After weeks of having very little information that did not turn out to be complete garbage, it appears the 2009 LSU coaching staff is finally settled. LSU finally named John Chavis as the defensive coordinator, a move that had been apparently done for a while. While Chavis had been set about a week ago, we had no idea who the other three coaches on the defensive side of the ball would be.
But, we weren't done. According to The State, a Columbia, South Carolina newspaper, LSU has hired former South Carolina defensive backs coach Ron Cooper to be the new defensive backs coach for the Tigers. And also, according to the Chicago Sun-Times, former Chicago Bears defensive line coach Brick Haley has been hired to be LSU's defensive line coach. We'll have more on these hires tomorrow. If LSU retains special teams coach Joe Robinson (again, more on this later), the coaching staff is set.
Now for a long diversion. If you don't want to hear a lecture on how coaching staffs are put together or a rant on the fact that there are so few dedicated QB coaches in college, skip ahead past the italicized text.
Note: A college team may have a total of 10 coaches. It may have any number of 'grad assistants', and the distinction is not always clear, except that coaches make more than grad assistants. The head coach is 1, the offensive side of the ball typically has 5 coaches (wide receiver, running backs, offensive line, offensive coordinator, and tight ends coach). The offensive coordinator usually coaches the quarterbacks as well. The defensive side of the ball usually has 4 coaches (defensive coordinator, defensive line, linebackers, and defensive backs).

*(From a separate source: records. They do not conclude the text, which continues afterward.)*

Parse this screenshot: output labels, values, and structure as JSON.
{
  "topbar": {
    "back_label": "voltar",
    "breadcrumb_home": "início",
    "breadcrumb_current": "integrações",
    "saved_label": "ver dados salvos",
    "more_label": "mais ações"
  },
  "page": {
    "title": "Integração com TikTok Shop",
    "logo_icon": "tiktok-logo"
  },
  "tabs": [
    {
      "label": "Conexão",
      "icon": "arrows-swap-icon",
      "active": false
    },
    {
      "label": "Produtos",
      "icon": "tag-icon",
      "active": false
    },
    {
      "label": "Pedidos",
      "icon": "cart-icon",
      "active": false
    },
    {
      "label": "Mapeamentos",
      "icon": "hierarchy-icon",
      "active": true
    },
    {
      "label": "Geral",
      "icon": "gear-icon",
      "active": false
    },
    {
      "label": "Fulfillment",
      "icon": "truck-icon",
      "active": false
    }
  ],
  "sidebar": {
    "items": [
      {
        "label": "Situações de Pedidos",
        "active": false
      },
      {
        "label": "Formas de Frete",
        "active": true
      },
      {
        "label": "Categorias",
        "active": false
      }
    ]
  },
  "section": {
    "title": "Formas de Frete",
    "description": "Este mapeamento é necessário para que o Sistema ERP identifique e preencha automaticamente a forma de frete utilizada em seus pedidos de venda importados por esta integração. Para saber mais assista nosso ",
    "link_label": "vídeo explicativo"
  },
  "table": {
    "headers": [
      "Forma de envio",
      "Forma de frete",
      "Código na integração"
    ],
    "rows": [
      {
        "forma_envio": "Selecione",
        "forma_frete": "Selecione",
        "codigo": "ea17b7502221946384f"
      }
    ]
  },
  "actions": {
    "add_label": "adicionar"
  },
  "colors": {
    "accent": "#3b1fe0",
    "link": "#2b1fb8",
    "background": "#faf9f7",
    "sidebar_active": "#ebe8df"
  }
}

In our case, it appears that the defensive coordinator will coach the linebackers and we will have a "special teams" coordinator again next year.
Note 2: No offense to tight ends coach and recruiting coordinator Josh Henson, who appears to be doing a very good job, but I would MUCH rather see LSU have a dedicated quarterbacks coach than a dedicated tight ends coach. Let the OL coach and/or the WR coach handle the tight ends. The quarterback position is the most important on the field. It's a little crazy that very few teams have a coach dedicated to working exclusively with that position. It is a job traditionally handled by the offensive coordinator, who is also busy drawing plays, installing a game plan, and working with the other coaches. Every team should have someone coaching quarterbacks, teaching technique, teaching footwork, teaching defensive reads, and everything else that goes with it. Sure, that position coach would end up being responsible for only a handful of players while other position coaches are handling a dozen or more players, but these are the MOST IMPORTANT PLAYERS. It's worth it. And it's not like the tight ends coach has a whole lot of charges either.
Still with me? OK, we know Chavis is the man for the defensive coordinator position. As discussed before, we at ATVS think this is a very good hire. It's really almost impossible to argue with the selection. Sure, I think hiring a rising star like Dewayne Walker would have been the sexier choice (he turned us down, if you believe the rumor mill), but Chavis is a guy whose defenses are always, always, always good. Even this year, with an absolutely awful offense that put him in tough spot after tough spot, his defense gave up a total of 14 touchdowns on the season. Our offense gave up half that many.
If there is one knock on Chavis, it is that he is not an eager and energetic recruiter. Let's clarify something about this topic, however. I follow recruiting pretty closely. I enjoy it. I think it's a very important topic. A lot of people, myself included, tend to overstate the importance of recruiting. We tend to look at everything through the recruiting lens, and that's just too much emphasis to place on one aspect of their jobs. Yes, everything starts with recruiting. Yes, recruiting is the lifeblood of a program. There's just a lot more to a coach's duties than recruiting, and a lot more that is required for a program to be successful.
No high school player comes to college not needing to be coached. Every one of these players has a long way to go before they're truly ready to compete and succeed in the SEC. The coaches not only have to get the players to campus, but they also have to coach them up and put them in a scheme to succeed. As a defensive coordinator, Chavis's most important job is to be the X's and O's guy. It's much more important to put these guys in a scheme that will work for them than it is to get one or two more better athletes.
Chavis may be an indifferent recruiter compared to some others, but it's not like he doesn't do it. He has been out on the recruiting trail for the past couple of days, in fact. I just don't think he's going to be a Larry Porter or a DJ McCarthy or a Bradley Dale Peveto logging thousands of miles traveling hither and yon. And frankly if Chavis is also going to be responsible for coaching linebackers, I think that's plenty enough responsibility for one person. A defensive coordinator is too important of a tactician to spend all of his time and energy on recruiting, and adding the linebacker duties to that makes it even more forgivable that he is not all that much of a recruiter.
Even so, he's probably at least as good of a recruiter as Bo Pelini was, and probably at least as good as Doug Mallory was. It does, however, mean that we have to replace Earl Lane's and Bradley Dale Peveto's recruiting prowess with the other hires. We'll get more into that tomorrow, as this post is already getting quite long. Always leave 'em wanting more.